Yeni Üyelik
4.
Bölüm

Deli doktor...

@ahan5354

MUSTAFA HAMZA...

Babam hastaneden çıkalı onbeş gün olmuştu. O günden sonra ne hastaneye gittim, nede o doktorun yüzünü gördüm. Fakat babam hala anlata anlata bitiremedi. O gece gerçekten babamın yanına gitmiş kahve yapıp karşılıklı içmişler. Gerçekten deliydi bu kız. Ben düşünürken odamın kapısının önünden Berfin'in sesi gelmişti ;

''Ağam Mihriban anam kahvaltıya gelsin dedi''

Bu kız mı benim karım olacak, Hazal'ımın yerine geçecek. Ah anam ah kardeşlerim evliymiş. Eğer ağa bensem evlenecekmişim. Evlenmek, baba olmak mı ? az kaldı çok kısacık zaman. İleriyi düşünerek mabedim dediğim odamdan çıktım. Elimde ceketim uzun kahvaltı masasına yürürken yanımdan geçen Ayşegül ceketi elimden alıp sandalyemin arkasına astı. Sandalyeme oturduğumda herkes bana bakıyordu. Afiyet olsun dediğimde kısık seslerle sohbetle kahvaltıya başlamışlardı. Kahvemi içerken yardımcı kızların bir taraftan hazırlık yaptıkları belliydi. Annemle göz göze geldiğimizde;

''Ne o Mihriban sultan, ne bu hazırlık birimi gelecek ''

Annem ağızını açıyordu ki, Peri elinde börekle;

''Meryemce abla gelecek çaya abi, onun için hepimiz buradayız.

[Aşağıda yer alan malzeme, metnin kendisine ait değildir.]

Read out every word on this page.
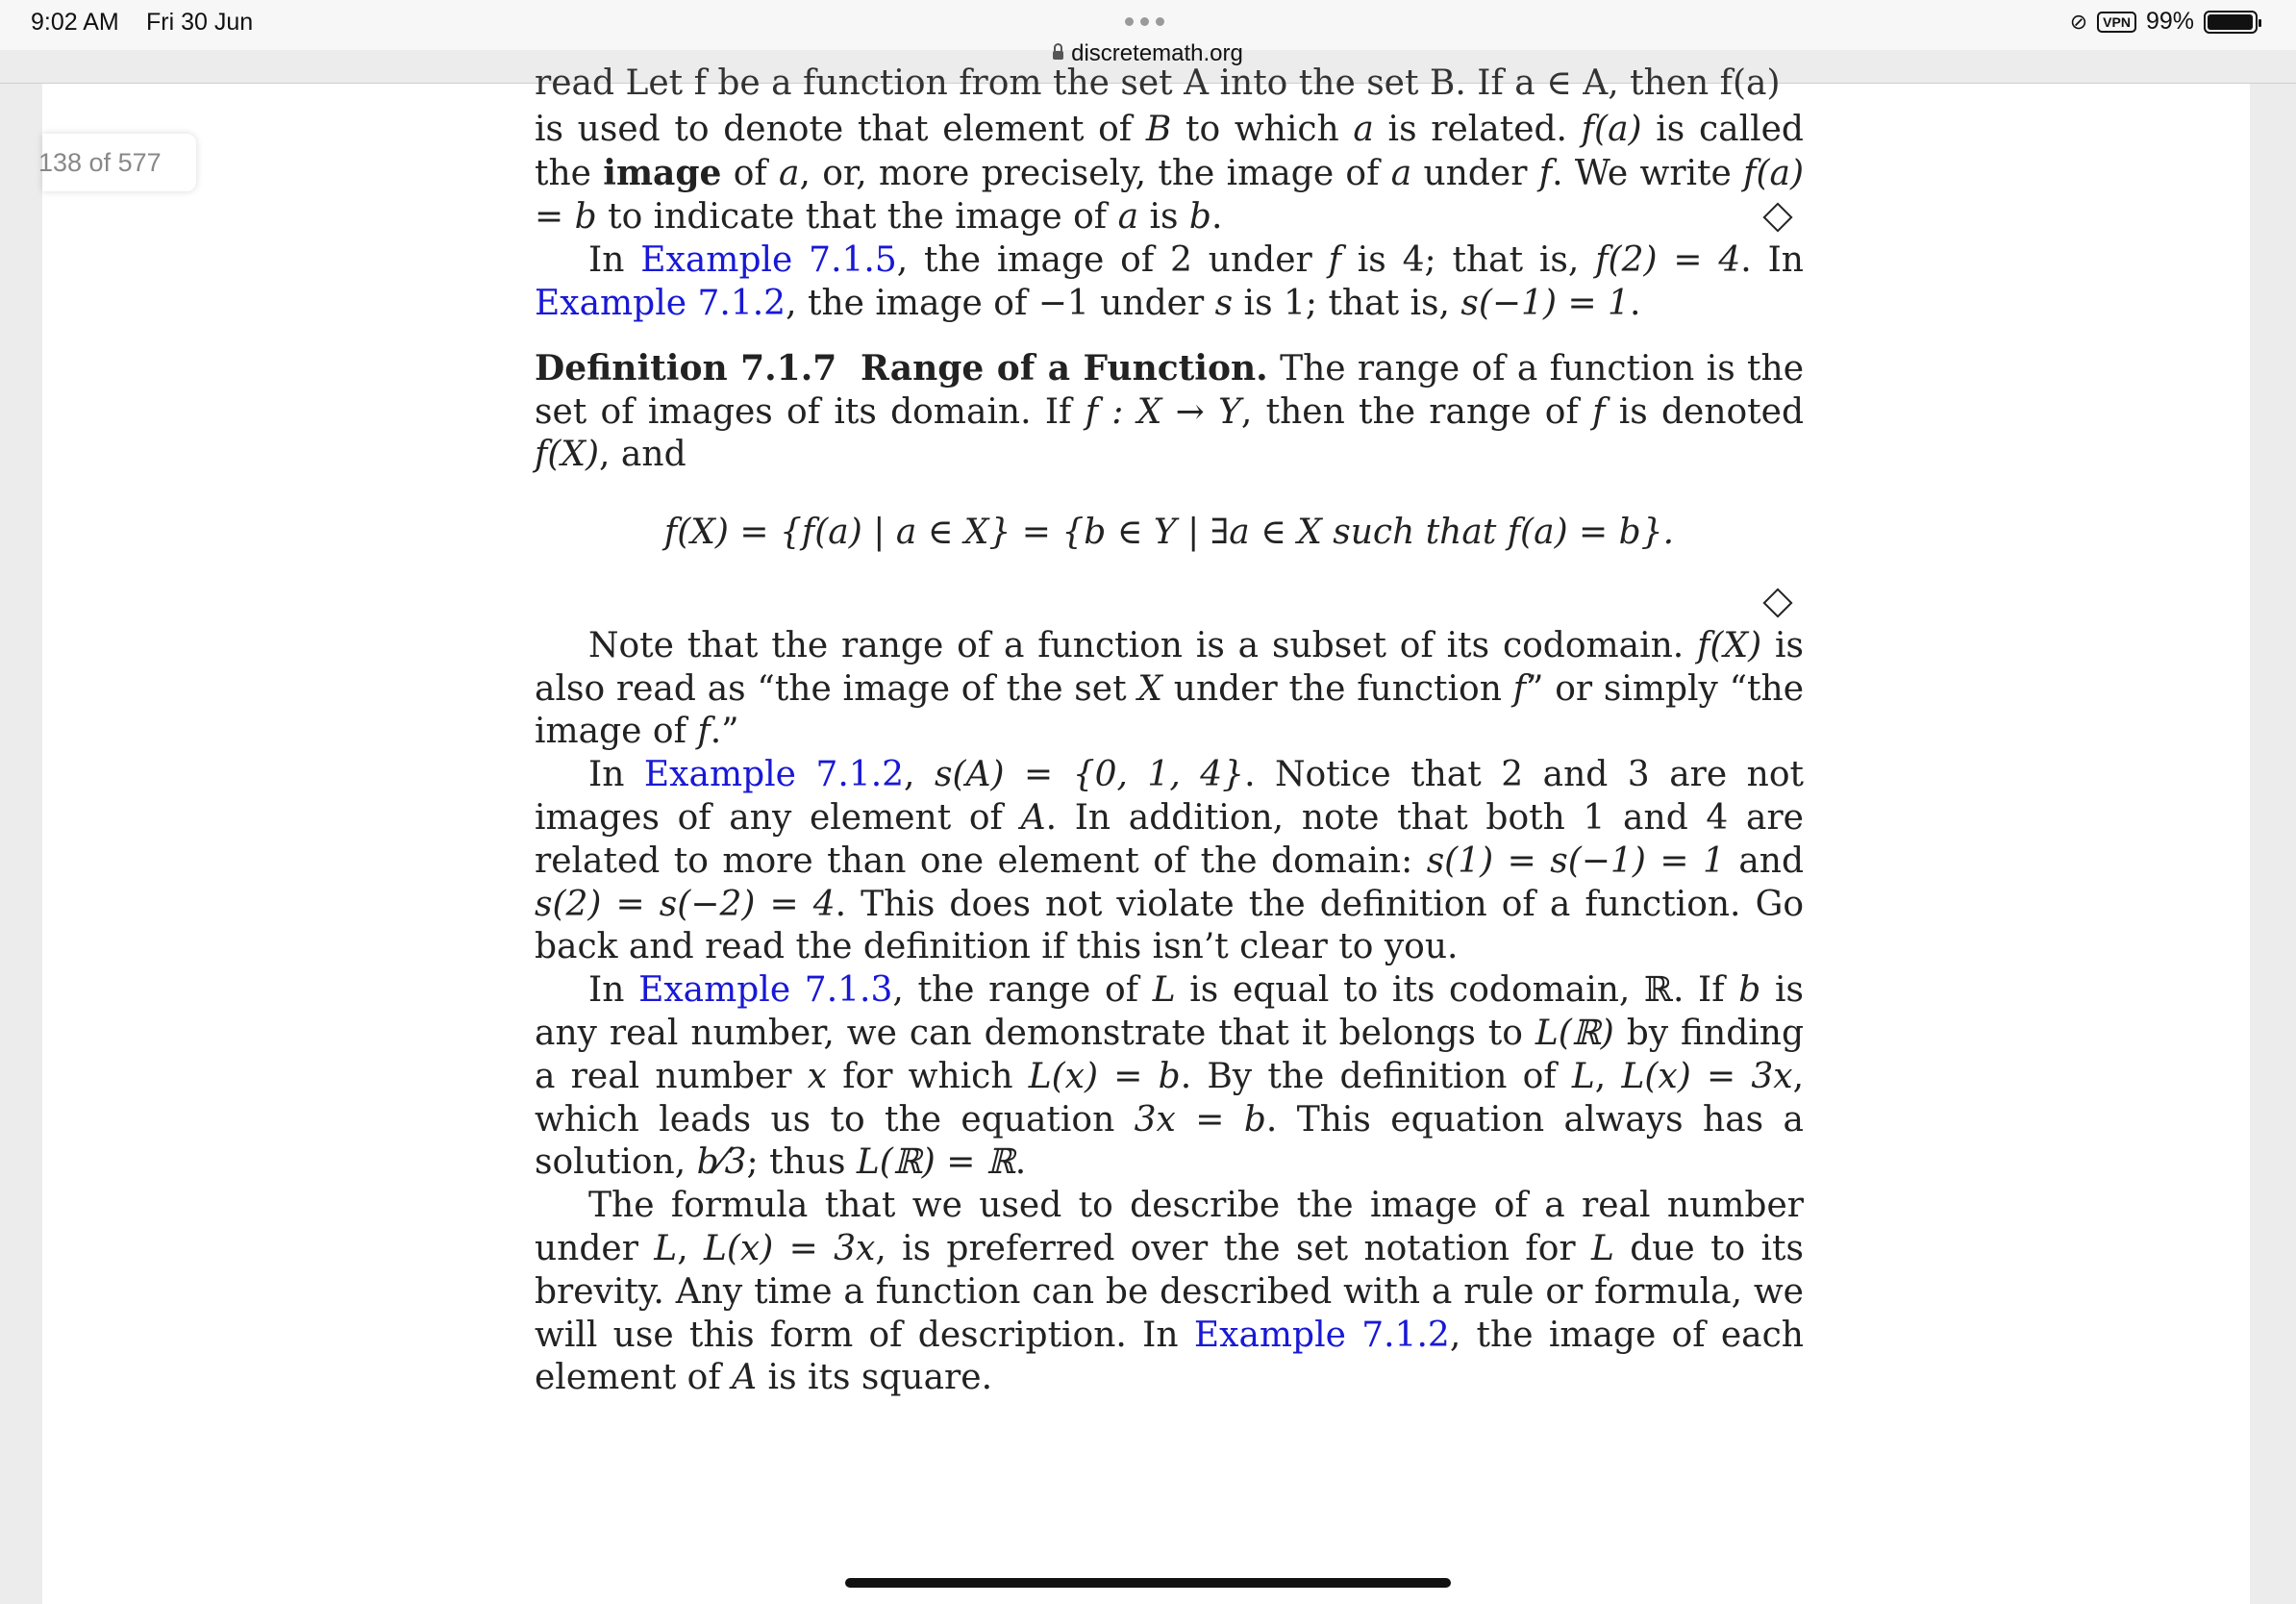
9:02 AM Fri 30 Jun	⊘	VPN 99%
discretemath.org
138 of 577
read Let f be a function from the set A into the set B. If a ∈ A, then f(a)

is used to denote that element of B to which a is related. f(a) is called the image of a, or, more precisely, the image of a under f. We write f(a) = b to indicate that the image of a is b.

In Example 7.1.5, the image of 2 under f is 4; that is, f(2) = 4. In Example 7.1.2, the image of −1 under s is 1; that is, s(−1) = 1.

Definition 7.1.7 Range of a Function. The range of a function is the set of images of its domain. If f : X → Y, then the range of f is denoted f(X), and

f(X) = {f(a) | a ∈ X} = {b ∈ Y | ∃a ∈ X such that f(a) = b}.

Note that the range of a function is a subset of its codomain. f(X) is also read as “the image of the set X under the function f” or simply “the image of f.”

In Example 7.1.2, s(A) = {0, 1, 4}. Notice that 2 and 3 are not images of any element of A. In addition, note that both 1 and 4 are related to more than one element of the domain: s(1) = s(−1) = 1 and s(2) = s(−2) = 4. This does not violate the definition of a function. Go back and read the definition if this isn’t clear to you.

In Example 7.1.3, the range of L is equal to its codomain, ℝ. If b is any real number, we can demonstrate that it belongs to L(ℝ) by finding a real number x for which L(x) = b. By the definition of L, L(x) = 3x, which leads us to the equation 3x = b. This equation always has a solution, b⁄3; thus L(ℝ) = ℝ.

The formula that we used to describe the image of a real number under L, L(x) = 3x, is preferred over the set notation for L due to its brevity. Any time a function can be described with a rule or formula, we will use this form of description. In Example 7.1.2, the image of each element of A is its square.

Ya çok iyi biri dimi melek abla''

''Öyle. Geçen babamı kapıda bir aşağı bir yukarı yürürken görmüş kahve yapıp inmiş yanına ''

Benim aileme ne oluyor ya. Bu kız deli ya deli ama deli olması ne yarar kız ... tövbe yarabbim. Birde hiç olmayacak gibi geldi tam bizim evin önündeki evi satın aldı. Kafamı sinirle sallayarak önümdeki kahvemden son yudumu aldığımda acı telve ağızıma doldu. Bu tadı sevdiğimden hafif keyif alırken, Kadir saygılı bir şekilde;

''Ne o ağam nereye daldın ''

''Şu on gündür İstanbul'da görüştüğüm mimar bu gün gelecek ya ''

''Şu işinde ehli dedikleri çocuk dimi abi''

''Evet Serdar, sizde gelin görüşmeye beyfendi hani sizde çalışıyorsunuz ya. Hep şantiye olmaz"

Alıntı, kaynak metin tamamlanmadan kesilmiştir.